Bill sponsors Rep. Michael Meredith and Rep. Al Gentry presented the bill, HB551, which would allow the nine state racetracks to contract with operators to allow retail and online sports betting in the state. While the initial draft of the bill introduced to the legislature included an in-person registration requirement for the first 12 months of operation, Meredith offered a substitute that removed that piece from the legislation.
Bill sponsor admits Kentucky sports betting will not pad state coffers
“I think if you look at what the national model is showing us right now, everybody has moved away from in-person registration. It’s not necessary with the technology that we have today. And it would have been a competitive disadvantage in our program. It would have been harder to bring people from the illegal marketplace into the legal marketplace if they actually had to go to an in-person facility to register those accounts,” Meredith explained after the hearing.
The tax on the bill would be 9.75% for retail betting and 14.25% for online betting. Operaors would pay an up-front licensing fee of $500,000, while platform providers would pay a fee of $50,000. Meredith told his fellow representatives very clearly that this is not a bill that will bring a ton of revenue to the state. He estimated between $23-$24 million of tax revenue annually. That money would go to pay for the regulation of sports betting in the state, with any leftover money going into the state pension fund.
Meredith believes he has the votes in the House
After the hearing, Meredith said he was confident he had enough votes to meet the 60-vote threshold in the House. He also expressed optimism about the Senate.
Last year, efforts to legalize sports betting in the state stalled when legislation sponsored by Rep. Adam Koenig could not get to the floor in the Senate for a vote because of an unofficial GOP policy that bills without majority support in the Republican caucus would not get called for a vote.
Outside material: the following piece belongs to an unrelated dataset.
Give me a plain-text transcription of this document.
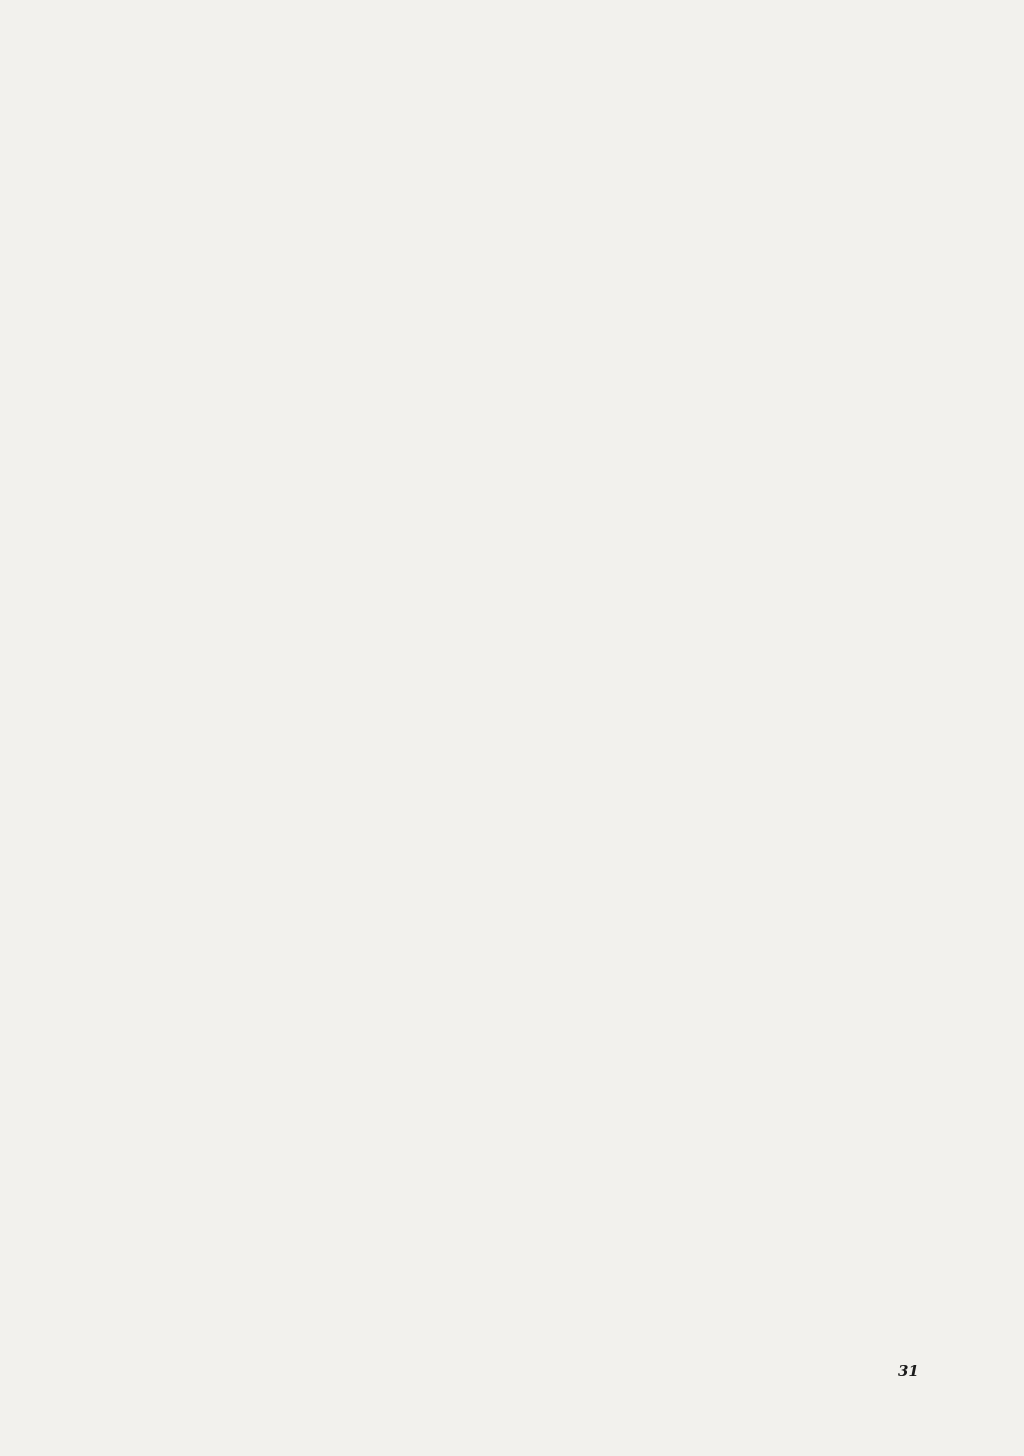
31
Meredith addressed that issue in his comments today.
“I think we’re really, really close. I think we’re within a couple of votes of being where we need to be and we’re going to continue to work those as we get the bill off the House floor,” he said. “I feel confident that we have enough votes to get through the Senate caucus issue as far as having half of their caucus. And we’ve just got the higher threshold that we’ve got to meet over there. And so I feel pretty confident about that. But we’re excited. We’re probably within about one or two of being where we need to.”
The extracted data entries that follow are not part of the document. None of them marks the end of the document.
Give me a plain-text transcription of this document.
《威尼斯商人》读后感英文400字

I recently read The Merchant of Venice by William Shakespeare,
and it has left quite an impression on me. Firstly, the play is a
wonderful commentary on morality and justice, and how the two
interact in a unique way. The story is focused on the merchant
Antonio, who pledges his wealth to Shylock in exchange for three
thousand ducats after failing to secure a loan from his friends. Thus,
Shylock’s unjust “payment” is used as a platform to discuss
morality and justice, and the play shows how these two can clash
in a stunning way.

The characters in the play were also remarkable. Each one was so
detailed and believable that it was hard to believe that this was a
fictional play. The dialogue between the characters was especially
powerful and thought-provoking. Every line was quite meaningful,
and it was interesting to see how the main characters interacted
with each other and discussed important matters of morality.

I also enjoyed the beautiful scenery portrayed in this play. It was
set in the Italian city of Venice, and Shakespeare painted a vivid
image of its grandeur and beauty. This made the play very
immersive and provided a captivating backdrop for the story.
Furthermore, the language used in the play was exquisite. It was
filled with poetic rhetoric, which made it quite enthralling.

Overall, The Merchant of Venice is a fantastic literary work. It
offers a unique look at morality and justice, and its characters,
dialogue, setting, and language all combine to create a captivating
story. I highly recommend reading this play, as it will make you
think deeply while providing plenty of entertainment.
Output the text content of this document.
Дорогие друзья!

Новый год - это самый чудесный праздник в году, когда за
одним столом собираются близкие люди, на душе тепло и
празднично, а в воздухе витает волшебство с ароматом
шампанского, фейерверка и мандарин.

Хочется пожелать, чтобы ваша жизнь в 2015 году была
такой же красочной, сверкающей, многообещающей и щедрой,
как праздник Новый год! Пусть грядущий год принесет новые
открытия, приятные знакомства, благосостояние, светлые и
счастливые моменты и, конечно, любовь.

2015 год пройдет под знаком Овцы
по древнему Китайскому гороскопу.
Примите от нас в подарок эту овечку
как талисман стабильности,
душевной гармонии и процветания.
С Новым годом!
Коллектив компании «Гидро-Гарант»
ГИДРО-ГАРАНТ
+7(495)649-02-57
Meredith was asked about the lack of responsible gambling measures within the legislation and he noted that was by design and something he intends to address in future sessions.
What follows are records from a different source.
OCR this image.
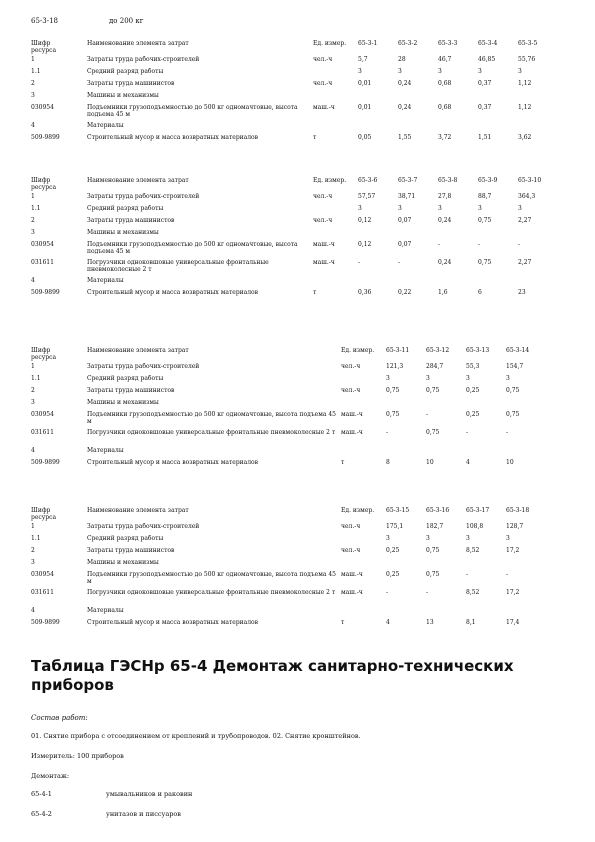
65-3-18	до 200 кг
Шифр
ресурса	Наименование элемента затрат	Ед. измер.	65-3-1	65-3-2	65-3-3	65-3-4	65-3-5
1	Затраты труда рабочих-строителей	чел.-ч	5,7	28	46,7	46,85	55,76
1.1	Средний разряд работы		3	3	3	3	3
2	Затраты труда машинистов	чел.-ч	0,01	0,24	0,68	0,37	1,12
3	Машины и механизмы						
030954	Подъемники грузоподъемностью до 500 кг одномачтовые, высота подъема 45 м	маш.-ч	0,01	0,24	0,68	0,37	1,12
4	Материалы						
509-9899	Строительный мусор и масса возвратных материалов	т	0,05	1,55	3,72	1,51	3,62
Шифр
ресурса	Наименование элемента затрат	Ед. измер.	65-3-6	65-3-7	65-3-8	65-3-9	65-3-10
1	Затраты труда рабочих-строителей	чел.-ч	57,57	38,71	27,8	88,7	364,3
1.1	Средний разряд работы		3	3	3	3	3
2	Затраты труда машинистов	чел.-ч	0,12	0,07	0,24	0,75	2,27
3	Машины и механизмы						
030954	Подъемники грузоподъемностью до 500 кг одномачтовые, высота подъема 45 м	маш.-ч	0,12	0,07	-	-	-
031611	Погрузчики одноковшовые универсальные фронтальные пневмоколесные 2 т	маш.-ч	-	-	0,24	0,75	2,27
4	Материалы						
509-9899	Строительный мусор и масса возвратных материалов	т	0,36	0,22	1,6	6	23
Шифр
ресурса	Наименование элемента затрат	Ед. измер.	65-3-11	65-3-12	65-3-13	65-3-14
1	Затраты труда рабочих-строителей	чел.-ч	121,3	284,7	55,3	154,7
1.1	Средний разряд работы		3	3	3	3
2	Затраты труда машинистов	чел.-ч	0,75	0,75	0,25	0,75
3	Машины и механизмы					
030954	Подъемники грузоподъемностью до 500 кг одномачтовые, высота подъема 45 м	маш.-ч	0,75	-	0,25	0,75
031611	Погрузчики одноковшовые универсальные фронтальные пневмоколесные 2 т	маш.-ч	-	0,75	-	-
4	Материалы					
509-9899	Строительный мусор и масса возвратных материалов	т	8	10	4	10
Шифр
ресурса	Наименование элемента затрат	Ед. измер.	65-3-15	65-3-16	65-3-17	65-3-18
1	Затраты труда рабочих-строителей	чел.-ч	175,1	182,7	108,8	128,7
1.1	Средний разряд работы		3	3	3	3
2	Затраты труда машинистов	чел.-ч	0,25	0,75	8,52	17,2
3	Машины и механизмы					
030954	Подъемники грузоподъемностью до 500 кг одномачтовые, высота подъема 45 м	маш.-ч	0,25	0,75	-	-
031611	Погрузчики одноковшовые универсальные фронтальные пневмоколесные 2 т	маш.-ч	-	-	8,52	17,2
4	Материалы					
509-9899	Строительный мусор и масса возвратных материалов	т	4	13	8,1	17,4
Таблица ГЭСНр 65-4 Демонтаж санитарно-технических приборов
Состав работ:
01. Снятие прибора с отсоединением от креплений и трубопроводов. 02. Снятие кронштейнов.
Измеритель: 100 приборов
Демонтаж:
65-4-1	умывальников и раковин
65-4-2	унитазов и писсуаров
“Chairman [Matthew] Koch and I have committed to come back next year with something and a comprehensive look at that piece. We don’t think that sports wagering should have to bear the full cost of a problem gaming fund. We think that it should be spread out across the industry as a whole instead,” he explained.
The impact of gray machine legislation on sports betting
While sports betting certainly has moral objections from certain lawmakers, it pales in comparison to the controversy surrounding an effort to ban gray machines in the state. That measure was tabled in the House last week after clearing committee.
When asked about how much the fate of sports betting is tied to the outcome over gray machines, Meredith said he has been doing his best to keep the issues separate even though they are both gambling measures. He did, however, note that the gray machines are more of a predatory gambling issue in his mind than sports betting.
“The sports wagering industry came to Kentucky and asked to be legalized. The gray machine industry came to Kentucky before they were legalized and put machines all over the state. And if you want to talk about predatory gaming, they’re much more predatory than what the sports wagering marketplace is,” he said.